CPI 12-month inflation rates for the last 10 years – June 2012 to June 2022 via the UK ONS:

 

These are some very toppy forecasts from the Brit’s Office for National Statistics (ONS), with the only glimmer of light that they somehow still remain short of the 2.5% monthly increase back in April.

Globally central banks have been rushing to hike rates to meet the challenge of surging inflation.

Already under intense pressure, the BoE has now gone for five straight 25 basis point (bps) hikes, but the bank’s Guv’nah Andrew Bailey, on Tuesday Sydenham time said the BoE’s Monetary Policy Board would be looking hard at a 50bps hike at its next (August) policy meet.

Nothing is off the table, Bailey said, with the ONS reporting overnight that its indicative CPI estimates make for a 0.8% monthly rise in consumer prices, above May’s 0.7% lift and largely putting the blame on energy, fuel costs and food.

Motor fuel costs in the UK are up over 42% year on year, the highest rate since the series began in 1989.

Meantime, this is all making the deVere Group founder incandescent with fury.

Incandescent.

He accuses the central bank of being AWOL during the UK’s worst cost of living crisis since the war, one that’s ‘officially got even worse for families and businesses’ across the country.

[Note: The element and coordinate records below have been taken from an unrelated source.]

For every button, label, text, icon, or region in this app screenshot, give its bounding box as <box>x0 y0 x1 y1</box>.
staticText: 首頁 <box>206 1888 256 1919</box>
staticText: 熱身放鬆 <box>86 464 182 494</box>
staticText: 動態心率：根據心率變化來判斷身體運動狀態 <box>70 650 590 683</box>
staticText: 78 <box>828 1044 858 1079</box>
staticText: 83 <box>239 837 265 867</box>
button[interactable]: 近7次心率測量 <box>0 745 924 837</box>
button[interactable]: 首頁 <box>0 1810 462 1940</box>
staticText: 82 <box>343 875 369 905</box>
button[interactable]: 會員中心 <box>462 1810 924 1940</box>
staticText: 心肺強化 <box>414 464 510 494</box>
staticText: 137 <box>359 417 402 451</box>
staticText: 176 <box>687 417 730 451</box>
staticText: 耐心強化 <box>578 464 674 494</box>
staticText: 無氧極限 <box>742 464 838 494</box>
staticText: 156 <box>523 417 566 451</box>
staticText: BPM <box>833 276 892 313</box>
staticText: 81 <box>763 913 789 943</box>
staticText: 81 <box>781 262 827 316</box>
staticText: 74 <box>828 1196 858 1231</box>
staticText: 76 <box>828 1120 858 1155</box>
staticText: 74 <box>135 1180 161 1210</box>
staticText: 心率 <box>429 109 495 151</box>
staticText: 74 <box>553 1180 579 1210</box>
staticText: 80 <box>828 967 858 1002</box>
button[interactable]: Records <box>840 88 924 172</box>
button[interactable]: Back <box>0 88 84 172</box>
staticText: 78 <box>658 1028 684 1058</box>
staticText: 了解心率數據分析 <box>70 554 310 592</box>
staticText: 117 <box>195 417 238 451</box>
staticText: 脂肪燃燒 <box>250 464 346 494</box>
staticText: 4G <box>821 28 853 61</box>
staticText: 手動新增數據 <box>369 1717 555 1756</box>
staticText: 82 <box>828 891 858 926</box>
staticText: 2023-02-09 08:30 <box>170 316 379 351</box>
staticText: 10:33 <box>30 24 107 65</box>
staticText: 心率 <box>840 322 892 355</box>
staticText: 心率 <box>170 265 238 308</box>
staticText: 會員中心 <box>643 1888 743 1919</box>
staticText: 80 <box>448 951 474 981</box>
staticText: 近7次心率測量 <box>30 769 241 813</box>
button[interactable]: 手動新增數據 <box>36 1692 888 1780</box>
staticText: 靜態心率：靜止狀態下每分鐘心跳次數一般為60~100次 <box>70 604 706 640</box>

“This shines the harsh spotlight again on how the Bank of England is failing the UK with its shamefully incompetent grip on the worst inflationary surge in 40 years,” Green said.

“It underscores that the central bank was complacent and passive about consumer prices last year when the country emerged from coronavirus lockdowns.”

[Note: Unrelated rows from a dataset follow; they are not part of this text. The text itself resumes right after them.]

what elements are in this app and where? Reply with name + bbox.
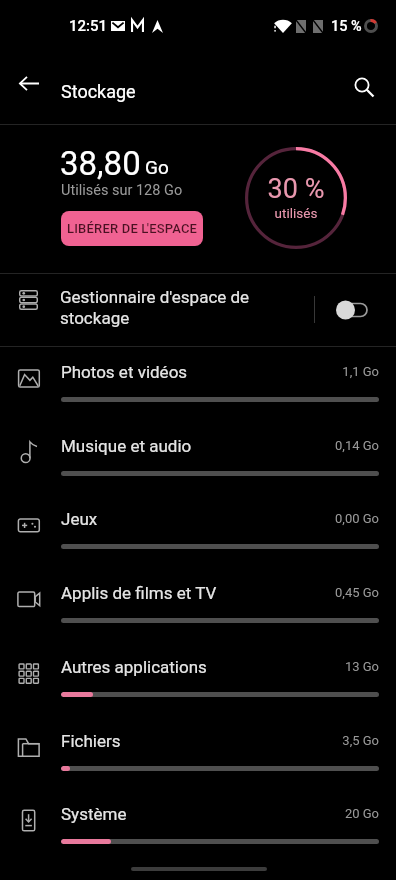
button[interactable]: Photos et vidéos [0, 347, 396, 421]
staticText: Système [61, 804, 127, 824]
staticText: 15 % [331, 18, 362, 35]
staticText: 0,45 Go [0, 585, 379, 600]
button[interactable]: LIBÉRER DE L'ESPACE [61, 211, 203, 246]
button[interactable]: Rechercher [347, 64, 387, 104]
staticText: Autres applications [61, 657, 207, 677]
staticText: 20 Go [0, 806, 379, 821]
staticText: 12:51 [69, 17, 108, 35]
staticText: 0,14 Go [0, 438, 379, 453]
staticText: Fichiers [61, 731, 121, 751]
button[interactable]: Fichiers [0, 716, 396, 790]
staticText: 0,00 Go [0, 511, 379, 526]
button[interactable]: Gestionnaire d'espace de stockage [0, 274, 396, 346]
staticText: 1,1 Go [0, 364, 379, 379]
staticText: Applis de films et TV [61, 583, 217, 603]
staticText: 30 % [245, 173, 347, 205]
staticText: utilisés [245, 205, 347, 221]
staticText: Photos et vidéos [61, 362, 188, 382]
staticText: LIBÉRER DE L'ESPACE [67, 221, 198, 236]
staticText: 3,5 Go [0, 733, 379, 748]
staticText: 38,80 [60, 144, 141, 183]
staticText: Jeux [61, 509, 98, 529]
button[interactable]: Retour [9, 64, 49, 104]
staticText: 13 Go [0, 659, 379, 674]
button[interactable]: Autres applications [0, 642, 396, 716]
staticText: Gestionnaire d'espace de stockage [60, 287, 250, 328]
staticText: Stockage [61, 81, 136, 102]
button[interactable]: Activer le gestionnaire d'espace de stoc… [330, 289, 382, 331]
staticText: Musique et audio [61, 436, 192, 456]
button[interactable]: Musique et audio [0, 421, 396, 495]
staticText: Go [145, 156, 169, 178]
button[interactable]: Applis de films et TV [0, 568, 396, 642]
staticText: Utilisés sur 128 Go [61, 182, 183, 199]
button[interactable]: Jeux [0, 494, 396, 568]
button[interactable]: Système [0, 789, 396, 863]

Just 12 months ago inflation was the last thing on everyone’s mind. In the UK it stood at a rather idyllic 2.5% and looked safe-as-houses while major economies emerged dozy-eyed and blinking from the dream-like COVID-pandemic.

Then things happened quickly.

First flares of inflation weren’t transitory. Supply lines were actually, really mucked up. China went a little psycho about lockdowns, snarling ports and silencing manufacturing.

And there was also war.

Last month the Bank of America (BoA) warned that the politicisation of the UK central bank and the aneamic British economy risked turning the pound into an ‘emerging-market-like currency’.

The deVere CEO said the “historic” 9.4% inflation read will likely force Bailey and the BoE down that 50bps path into its accompanying risks.

He damned the BoE as having “already failed” on inflation with its “grand-scale inaction and miscalculation”.

“There’s now another risk that it hits the brakes too hard at its meeting next month, and future ones, with excessive rate hikes, which could push the consumer-led economy into not only a short-term but a longer-term recession.”

“Policymakers at the BoE will try and defend themselves by blaming external events, mainly the war in Ukraine – which, of course, haven’t helped…. But the problems, including supply chain disruptions and massive fiscal spending for pandemic relief, were staring them in the face before the invasion.

“These issues did not spring out of nowhere.”